At least seven brokerages cut their price targets on Google Inc.'s shares after the company missed Wall Street earnings expectations, but analysts said growing mobile advertising revenue points to better times ahead.
The earnings report, released hours ahead of schedule due to an error on Thursday, revealed slowing sales in Google's core Internet advertising business.
The quarterly earnings missed expectations for the second time in a year but analysts said the decline was a short-term trade-off as mobile advertising revenue becomes a bigger part of its business.
Chief Executive Larry Page, speaking on an earnings call, said that Google's mobile business, which includes app sales and advertising, was now generating revenue at an annualized run rate of $8 billion, up from about $2.5 billion last year.
"This run-rate ... speaks to how GOOG has positioned itself to win regardless of platform," Nomura Equity Research's Brian Nowak wrote in a note, although he cut his price target on the stock to $840 from $900 because of the short-term outlook.
Google shares closed down 8 percent at $694.37 on Thursday. The stock was up 1 percent at $700 in premarket trading on Friday.
Piper Jaffray & Co., RBC Capital Markets, Raymond James, Robert W. Baird & Co., Susquehanna Financial Group, BMO Capital Markets and Evercore Partners also lowered their outlook on the Google stock by an average of $44.14.
Analysts at Barclays Capital, however, raised their price target by 4 percent to $780.
In a note titled "3Q Results Disappointing but Not Alarming," Barclays analyst Anthony DiClemente said Google's revenue missed on slowing click volume growth, but also blamed the negative impact of foreign exchange rates.
"We believe dislocation in shares creates a buying opportunity, and we like GOOG into 4Q, as we believe the company can benefit from ecommerce tailwinds and moderation in CPC (cost per click) declines on easier (comparables)."
For the fourth consecutive quarter, Google reported a decline in average CPC, a critical metric that measures the price advertisers pay the company.
Advertisers on Google's network pay a smaller fee for mobile display ads compared to a similar ad on PCs.
Net revenue growth at Google's main Internet business increased 17 percent year-over-year — the first time growth in that business has fallen below 20 percent since 2009.
Google finance chief Patrick Pichette stressed on the conference call that the revenue growth rate would have been higher if the impact of currency rates had been backed out.
"We are incrementally more positive following the call given our belief that despite any near-term fluctuations from mobile monetization and FX, Google's franchise is intact and remains one of the most reliable growth stories on the Internet," Piper Jaffray's Gene Munster said.
MOTOROLA: DEAL GONE BAD?
Persistent losses at Google's recently acquired cellphone business, Motorola Mobility, were further exacerbated by a faster-than-anticipated fall in revenue for that unit.
RBC analyst Sean Kim said margins were likely impacted by Google's Nexus 7 tablet and higher-than-expected losses at Motorola Mobility Inc. (MMI).

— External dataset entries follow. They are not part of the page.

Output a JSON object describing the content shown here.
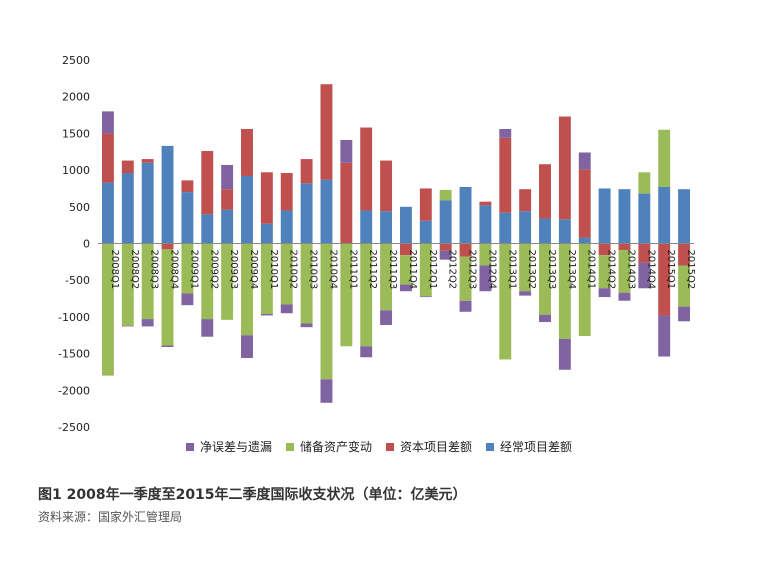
{
  "chart_data": {
    "type": "bar",
    "stacked": true,
    "categories": [
      "2008Q1",
      "2008Q2",
      "2008Q3",
      "2008Q4",
      "2009Q1",
      "2009Q2",
      "2009Q3",
      "2009Q4",
      "2010Q1",
      "2010Q2",
      "2010Q3",
      "2010Q4",
      "2011Q1",
      "2011Q2",
      "2011Q3",
      "2011Q4",
      "2012Q1",
      "2012Q2",
      "2012Q3",
      "2012Q4",
      "2013Q1",
      "2013Q2",
      "2013Q3",
      "2013Q4",
      "2014Q1",
      "2014Q2",
      "2014Q3",
      "2014Q4",
      "2015Q1",
      "2015Q2"
    ],
    "series": [
      {
        "name": "经常项目差额",
        "color": "#4f81bd",
        "values": [
          830,
          960,
          1100,
          1330,
          700,
          400,
          460,
          920,
          270,
          450,
          820,
          870,
          0,
          450,
          440,
          500,
          310,
          590,
          770,
          520,
          420,
          440,
          340,
          330,
          80,
          750,
          740,
          680,
          770,
          740
        ]
      },
      {
        "name": "资本项目差额",
        "color": "#c0504d",
        "values": [
          670,
          170,
          50,
          -80,
          160,
          860,
          280,
          640,
          700,
          510,
          330,
          1300,
          1100,
          1130,
          690,
          -160,
          440,
          -100,
          -180,
          50,
          1020,
          300,
          740,
          1400,
          930,
          -160,
          -90,
          -260,
          -980,
          -300
        ]
      },
      {
        "name": "储备资产变动",
        "color": "#9bbb59",
        "values": [
          -1800,
          -1120,
          -1030,
          -1310,
          -680,
          -1030,
          -1040,
          -1250,
          -960,
          -830,
          -1090,
          -1850,
          -1400,
          -1400,
          -910,
          -400,
          -720,
          140,
          -600,
          -300,
          -1580,
          -650,
          -970,
          -1300,
          -1260,
          -450,
          -580,
          290,
          780,
          -560
        ]
      },
      {
        "name": "净误差与遗漏",
        "color": "#8064a2",
        "values": [
          300,
          -10,
          -100,
          -20,
          -160,
          -240,
          330,
          -310,
          -20,
          -120,
          -50,
          -320,
          310,
          -150,
          -200,
          -90,
          -10,
          -120,
          -150,
          -350,
          120,
          -60,
          -100,
          -420,
          230,
          -120,
          -110,
          -350,
          -560,
          -200
        ]
      }
    ],
    "ylim": [
      -2500,
      2500
    ],
    "yticks": [
      "2500",
      "2000",
      "1500",
      "1000",
      "500",
      "0",
      "-500",
      "-1000",
      "-1500",
      "-2000",
      "-2500"
    ],
    "legend_position": "bottom",
    "grid": false
  },
  "legend": [
    {
      "label": "净误差与遗漏",
      "color": "#8064a2"
    },
    {
      "label": "储备资产变动",
      "color": "#9bbb59"
    },
    {
      "label": "资本项目差额",
      "color": "#c0504d"
    },
    {
      "label": "经常项目差额",
      "color": "#4f81bd"
    }
  ],
  "caption": "图1  2008年一季度至2015年二季度国际收支状况（单位：亿美元）",
  "source": "资料来源：国家外汇管理局"
}
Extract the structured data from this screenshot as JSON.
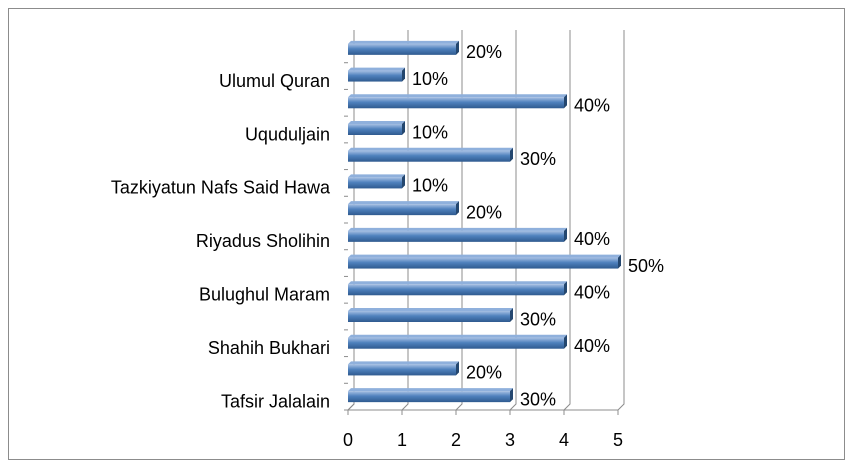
{
  "chart_data": {
    "type": "bar",
    "orientation": "horizontal",
    "three_d": true,
    "categories": [
      "Tafsir Jalalain",
      null,
      "Shahih Bukhari",
      null,
      "Bulughul Maram",
      null,
      "Riyadus Sholihin",
      null,
      "Tazkiyatun Nafs Said Hawa",
      null,
      "Uquduljain",
      null,
      "Ulumul Quran",
      null
    ],
    "values": [
      3,
      2,
      4,
      3,
      4,
      5,
      4,
      2,
      1,
      3,
      1,
      4,
      1,
      2
    ],
    "value_labels": [
      "30%",
      "20%",
      "40%",
      "30%",
      "40%",
      "50%",
      "40%",
      "20%",
      "10%",
      "30%",
      "10%",
      "40%",
      "10%",
      "20%"
    ],
    "color": "#4f81bd",
    "xlim": [
      0,
      5
    ],
    "xticks": [
      0,
      1,
      2,
      3,
      4,
      5
    ],
    "grid": true
  }
}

"Going forward, we continue to expect somewhat elevated level of losses at MMI and some margin degradation due to Nexus 7," Kim said.
Google launched Nexus 7, its first tablet, earlier this year to take on Amazon.com Inc.'s Kindle Fire and Apple Inc.'s iPad, but the low $199 price tag and related marketing costs weighed on margins.
"Marketing was higher primarily due to increased advertising for the Nexus 7 tablet," Raymond James' Aaron Kessler said.